Quando però, nei giorni successivi, cominci a visitare i monumenti della capitale, l'impressione si ribalta. Sono gli ingressi della Città proibita, del Palazzo d'Estate, del Tempio del Cielo ad assomigliare terribilmente al casello dell'autostrada. Non solo nel modello e nello stile, ma anche nei colori e nei materiali. Perché le porte dei monumenti cinesi, come ogni altra loro parte, vengono costantemente rinnovati: ridipinti se il colore sbiadisce, sostituiti se il legno si rovina, ricostruiti se danneggiati dalle intemperie o da altri accidenti.

Come la Grande muraglia: ci sono dei punti - dove la nostra guida cinese ovviamente non ci ha portati - in cui la cinta costruita a difesa del Celeste impero è un percorso irregolare e accidentato, fatto di pietre ormai sconnesse e di saliscendi semi diroccati. Quei punti, ai visitatori, i cinesi non li fanno vedere. E' invece Badaling la meta obbligata per i turisti: una ricostruzione della Grande muraglia, dove il percorso è perfettamente intatto, i parapetti sono tutti interi, l'acciottolato è lucido e regolare.

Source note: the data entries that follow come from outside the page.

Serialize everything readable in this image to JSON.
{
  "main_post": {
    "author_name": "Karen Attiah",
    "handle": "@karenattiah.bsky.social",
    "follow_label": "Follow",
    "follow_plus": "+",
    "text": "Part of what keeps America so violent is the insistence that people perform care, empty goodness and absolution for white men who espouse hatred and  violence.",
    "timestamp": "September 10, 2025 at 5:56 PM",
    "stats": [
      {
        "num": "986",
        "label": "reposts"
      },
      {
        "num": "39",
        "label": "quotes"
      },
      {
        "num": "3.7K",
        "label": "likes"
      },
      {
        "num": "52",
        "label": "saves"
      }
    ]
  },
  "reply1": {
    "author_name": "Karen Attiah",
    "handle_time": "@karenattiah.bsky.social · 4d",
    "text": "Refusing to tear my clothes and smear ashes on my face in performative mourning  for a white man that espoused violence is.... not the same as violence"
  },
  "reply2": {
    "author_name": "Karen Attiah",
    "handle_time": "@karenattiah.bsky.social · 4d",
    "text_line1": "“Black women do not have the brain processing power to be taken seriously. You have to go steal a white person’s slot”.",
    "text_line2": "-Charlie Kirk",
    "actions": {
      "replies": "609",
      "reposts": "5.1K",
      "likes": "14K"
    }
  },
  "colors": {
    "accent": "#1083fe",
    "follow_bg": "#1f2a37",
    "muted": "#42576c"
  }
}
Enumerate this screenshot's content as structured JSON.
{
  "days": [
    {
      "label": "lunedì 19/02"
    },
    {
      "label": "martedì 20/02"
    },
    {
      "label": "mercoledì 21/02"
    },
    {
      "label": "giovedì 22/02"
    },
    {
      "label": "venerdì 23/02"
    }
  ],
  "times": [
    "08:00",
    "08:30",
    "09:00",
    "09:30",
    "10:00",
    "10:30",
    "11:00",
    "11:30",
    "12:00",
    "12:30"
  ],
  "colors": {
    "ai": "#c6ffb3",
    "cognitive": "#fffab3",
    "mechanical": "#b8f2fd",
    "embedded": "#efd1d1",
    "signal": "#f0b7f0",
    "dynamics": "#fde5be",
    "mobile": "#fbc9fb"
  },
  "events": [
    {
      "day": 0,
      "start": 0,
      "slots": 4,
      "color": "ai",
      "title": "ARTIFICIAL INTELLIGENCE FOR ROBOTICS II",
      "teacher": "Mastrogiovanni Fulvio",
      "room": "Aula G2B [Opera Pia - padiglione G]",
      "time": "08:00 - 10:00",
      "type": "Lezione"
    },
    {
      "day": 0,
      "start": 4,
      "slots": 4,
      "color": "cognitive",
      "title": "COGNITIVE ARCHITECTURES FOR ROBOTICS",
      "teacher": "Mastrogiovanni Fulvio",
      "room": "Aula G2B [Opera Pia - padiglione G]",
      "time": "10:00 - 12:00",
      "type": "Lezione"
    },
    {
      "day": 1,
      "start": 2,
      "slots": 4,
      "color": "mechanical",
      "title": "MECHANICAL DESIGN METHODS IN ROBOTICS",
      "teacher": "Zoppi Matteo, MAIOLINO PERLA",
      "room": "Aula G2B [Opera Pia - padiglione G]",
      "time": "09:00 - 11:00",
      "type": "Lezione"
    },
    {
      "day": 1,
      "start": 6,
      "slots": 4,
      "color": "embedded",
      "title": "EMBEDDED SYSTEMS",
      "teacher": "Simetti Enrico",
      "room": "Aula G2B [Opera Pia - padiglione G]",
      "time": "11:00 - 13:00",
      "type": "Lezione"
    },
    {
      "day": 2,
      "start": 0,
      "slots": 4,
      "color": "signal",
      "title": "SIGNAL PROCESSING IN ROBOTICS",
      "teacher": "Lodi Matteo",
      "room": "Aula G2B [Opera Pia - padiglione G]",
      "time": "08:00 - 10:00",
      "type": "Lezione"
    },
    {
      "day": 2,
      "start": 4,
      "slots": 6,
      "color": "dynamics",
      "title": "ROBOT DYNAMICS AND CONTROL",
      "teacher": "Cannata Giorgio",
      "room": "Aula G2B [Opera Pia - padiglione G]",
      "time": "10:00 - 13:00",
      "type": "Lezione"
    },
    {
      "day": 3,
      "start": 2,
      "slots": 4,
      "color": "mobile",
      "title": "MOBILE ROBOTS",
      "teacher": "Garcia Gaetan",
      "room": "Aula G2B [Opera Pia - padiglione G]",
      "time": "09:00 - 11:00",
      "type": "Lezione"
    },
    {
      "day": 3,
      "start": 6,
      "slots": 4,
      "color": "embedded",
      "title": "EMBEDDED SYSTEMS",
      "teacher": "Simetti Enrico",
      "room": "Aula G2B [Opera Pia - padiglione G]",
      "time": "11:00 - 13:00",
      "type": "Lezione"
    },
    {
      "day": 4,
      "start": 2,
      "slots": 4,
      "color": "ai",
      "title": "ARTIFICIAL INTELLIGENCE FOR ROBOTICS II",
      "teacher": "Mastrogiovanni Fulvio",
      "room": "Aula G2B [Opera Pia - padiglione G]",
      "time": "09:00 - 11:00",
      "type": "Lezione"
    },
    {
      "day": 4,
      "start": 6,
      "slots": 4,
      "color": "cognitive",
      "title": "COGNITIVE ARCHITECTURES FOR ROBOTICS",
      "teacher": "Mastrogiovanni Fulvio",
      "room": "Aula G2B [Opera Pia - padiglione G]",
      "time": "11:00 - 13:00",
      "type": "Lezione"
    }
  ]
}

Per un italiano, visitare i monumenti storici in Cina può essere un'esperienza alquanto deprimente. Che lascia addosso una sensazione di fastidio, di occasione perduta, di frustrazione. Perché la Città proibita deve sembrare un set cinematografico? Perché la Grande muraglia non poteva essere lasciata com'era?

Con i cinesi, noi italiani abbiamo tante cose in comune: l'affabilità, il calore, l'importanza della famiglia, la passione per il cibo - che in Cina è ottimo, colazioni a base di pesce e di pasta fritta a parte. E non sarà certo la loro tendenza all'approssimazione, l'arte dell'imbroglio o l'abitudine all'inciucio a dividerci. Della Cina dobbiamo ammirare la potenza, la ricchezza culturale, il fascino della lingua scritta e la velocità nel fare tante cose, dal cucire un vestito al modernizzare una metropoli. Ma c'è una cosa che gli italiani difficilmente potranno capire - o accettare - dei cinesi: il fatto che i loro monumenti non appaiono mai tanto antichi quanto dovrebbero.

A dirla così potrebbe sembrare una cosa da poco. In realtà, un'intera filosofia si cela dietro alla Città proibita tirata a lucido. C'è il motivo molto pratico legato ai materiali con cui i palazzi storici e le loro parti decorative erano costruite: legno e terracotta, oltre a pietre. Naturale che gli agenti atmosferici e gli incendi abbiano avuto la meglio sulle parti più delicate, rovinandole e distruggendole per sempre.

Così, per permettere ai monumenti di sopravvivere negli anni, i cinesi hanno imparato a ricostruirli uguali identici a come erano in origine, con materiali nuovi di zecca e colori sgargianti. Versioni nuove, ma copie esatte dell'originale, affinché i palazzi storici appaiano come potevano apparire il giorno dopo la fine dei lavori.

Non avrebbe infatti senso, pare dicano gli esperti d'arte cinesi, restaurare un monumento per conservarlo come lo si è trovato a secoli di distanza - rovinato, semidistrutto magari. I palazzi storici devono essere conservati come erano da vecchi, e cosa c'è di più vecchio dell'originale, cioè del monumento quando era nuovo di zecca?

Se prendete un aereo per la Cina, dimenticatevi l'arte del restauro all'italiana, la conservazione dei siti storici, la protezione non invasiva dei dipinti. E mettetevi nei panni dei cinesi quando, visitando il Colosseo, si chiedono perché quei pigri degli italiani non abbiano pensato di ricostruirlo per intero, per mostrarlo come era ai tempi dei romani.